A fresh approach to Whole of Life

clock • 3 min read

VitalityLife's Deepak Jobanputra discusses innovations to whole of life.

Whole of Life is a product that doesn't generally receive much publicity. On the face of it, it seems to be a straightforward product that, like Life Insurance, pays out on death, but unlike typical life cover doesn't have a term.

Whole of Life tends to be used in the main for financial planning purposes, to take money out of a person's estate when they die to reduce inheritance tax bills.

According to the 2016 Swiss Re Term & Health Watch report, Whole of Life sales were less than a quarter of Life Insurance sales in 2015 - 294,074 vs 1,255,786 - yet Whole of Life in its various forms, such as funeral plans and Over 50's plans, receives a significant amount of advertising.

One of the problems we're aiming to address at Vitality through our new Interest Rate Optimiser and Premium Optimiser Whole of Life products is that the traditional product was quite rigid in what it offered.

Just as when we offered a new type of Critical Illness Cover by introducing Serious Illness Cover several years ago, we felt the time was right to improve the type of Whole of Life offering available in the market.

Whole of Life cover is also often considered to be too expensive, especially when compared to term life cover.

So the Interest Rate Optimiser option provides an upfront premium discount with annual increases dependent upon long-term interest rates.

Premium Optimiser also provides an upfront premium discount but with fixed annual increases of 2.5%.

Depending on the client's age, when combined with our existing Vitality Optimiser option policyholders can receive an upfront premium discount of up to 67%.

With more people needing to plan for Inheritance Tax and long-term care our objective was to offer customers more choice. Understandably there may be concerns over the interest rate risk - when long term interest rates are low premiums are high, but when long term interest rates increase the insurance premiums will decrease.

That risk won't be right for everyone, but for people who need Whole of Life and would rather accept discounted rates at the outset, this offers them easy access to the policy.
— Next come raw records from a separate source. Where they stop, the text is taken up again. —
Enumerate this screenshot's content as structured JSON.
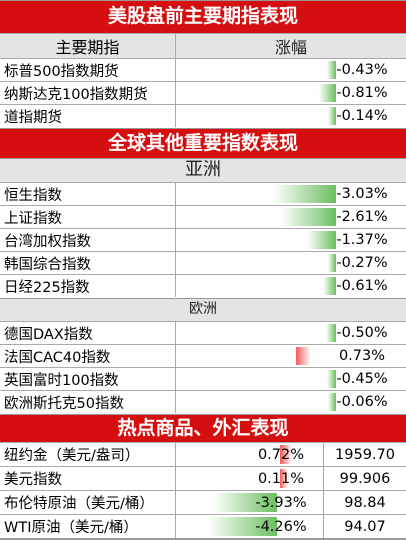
{
  "section_us": {
    "title": "美股盘前主要期指表现",
    "col_index": "主要期指",
    "col_change": "涨幅",
    "rows": [
      {
        "name": "标普500指数期货",
        "change": "-0.43%",
        "level": -0.43
      },
      {
        "name": "纳斯达克100指数期货",
        "change": "-0.81%",
        "level": -0.81
      },
      {
        "name": "道指期货",
        "change": "-0.14%",
        "level": -0.14
      }
    ]
  },
  "section_global": {
    "title": "全球其他重要指数表现",
    "asia": {
      "title": "亚洲",
      "rows": [
        {
          "name": "恒生指数",
          "change": "-3.03%",
          "level": -3.03
        },
        {
          "name": "上证指数",
          "change": "-2.61%",
          "level": -2.61
        },
        {
          "name": "台湾加权指数",
          "change": "-1.37%",
          "level": -1.37
        },
        {
          "name": "韩国综合指数",
          "change": "-0.27%",
          "level": -0.27
        },
        {
          "name": "日经225指数",
          "change": "-0.61%",
          "level": -0.61
        }
      ]
    },
    "europe": {
      "title": "欧洲",
      "rows": [
        {
          "name": "德国DAX指数",
          "change": "-0.50%",
          "level": -0.5
        },
        {
          "name": "法国CAC40指数",
          "change": "0.73%",
          "level": 0.73
        },
        {
          "name": "英国富时100指数",
          "change": "-0.45%",
          "level": -0.45
        },
        {
          "name": "欧洲斯托克50指数",
          "change": "-0.06%",
          "level": -0.06
        }
      ]
    }
  },
  "section_commodity": {
    "title": "热点商品、外汇表现",
    "rows": [
      {
        "name": "纽约金（美元/盎司）",
        "change": "0.72%",
        "level": 0.72,
        "price": "1959.70"
      },
      {
        "name": "美元指数",
        "change": "0.11%",
        "level": 0.11,
        "price": "99.906"
      },
      {
        "name": "布伦特原油（美元/桶）",
        "change": "-3.93%",
        "level": -3.93,
        "price": "98.84"
      },
      {
        "name": "WTI原油（美元/桶）",
        "change": "-4.26%",
        "level": -4.26,
        "price": "94.07"
      }
    ]
  },
  "colors": {
    "band": "#d50f0f",
    "negative_bar": "#6bbf5f",
    "positive_bar": "#f25b5b",
    "subheader": "#e4e4e4"
  }
}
One of the reasons we feel we're well placed to offer this to advisers is due to our Vitality Active Rewards (we don't refer to a programme any more), which gives members various discounts and rewards through our Vitality partners.

Regardless of interest rate changes, clients can still save money throughout the term of the policy by engaging in a healthy lifestyle. This is the fairest way to reflect our members' age and lifestyle habits rather than a standard one size fits all approach.

It's important to do something to address the decline in Whole of Life sales. Back in 2011 over 400,000 were sold, dropping to just under 274,000 in 2014. That is a significant fall when, one would assume, the need for Whole of Life across the UK is increasing.

A fresh approach gives advisers more tools at their disposal when talking to clients; it brings Whole of Life back into the conversation. But new doesn't have to mean complex.

We believe these new Whole of Life products are just as straightforward as the old. In any case, complexity is an adviser's ally because it is where value is really added to the service provided and it is something that is very difficult to automate.

Innovation can only help advisers to gain an advantage because it gives them more options to distinguish themselves from the competition, including the array of direct and automated services that have been, and are continuing to be, built to sideline the professional face-to-face and telephone-based adviser.

We hope this is the first of many innovations for a product that has been stagnating for too long.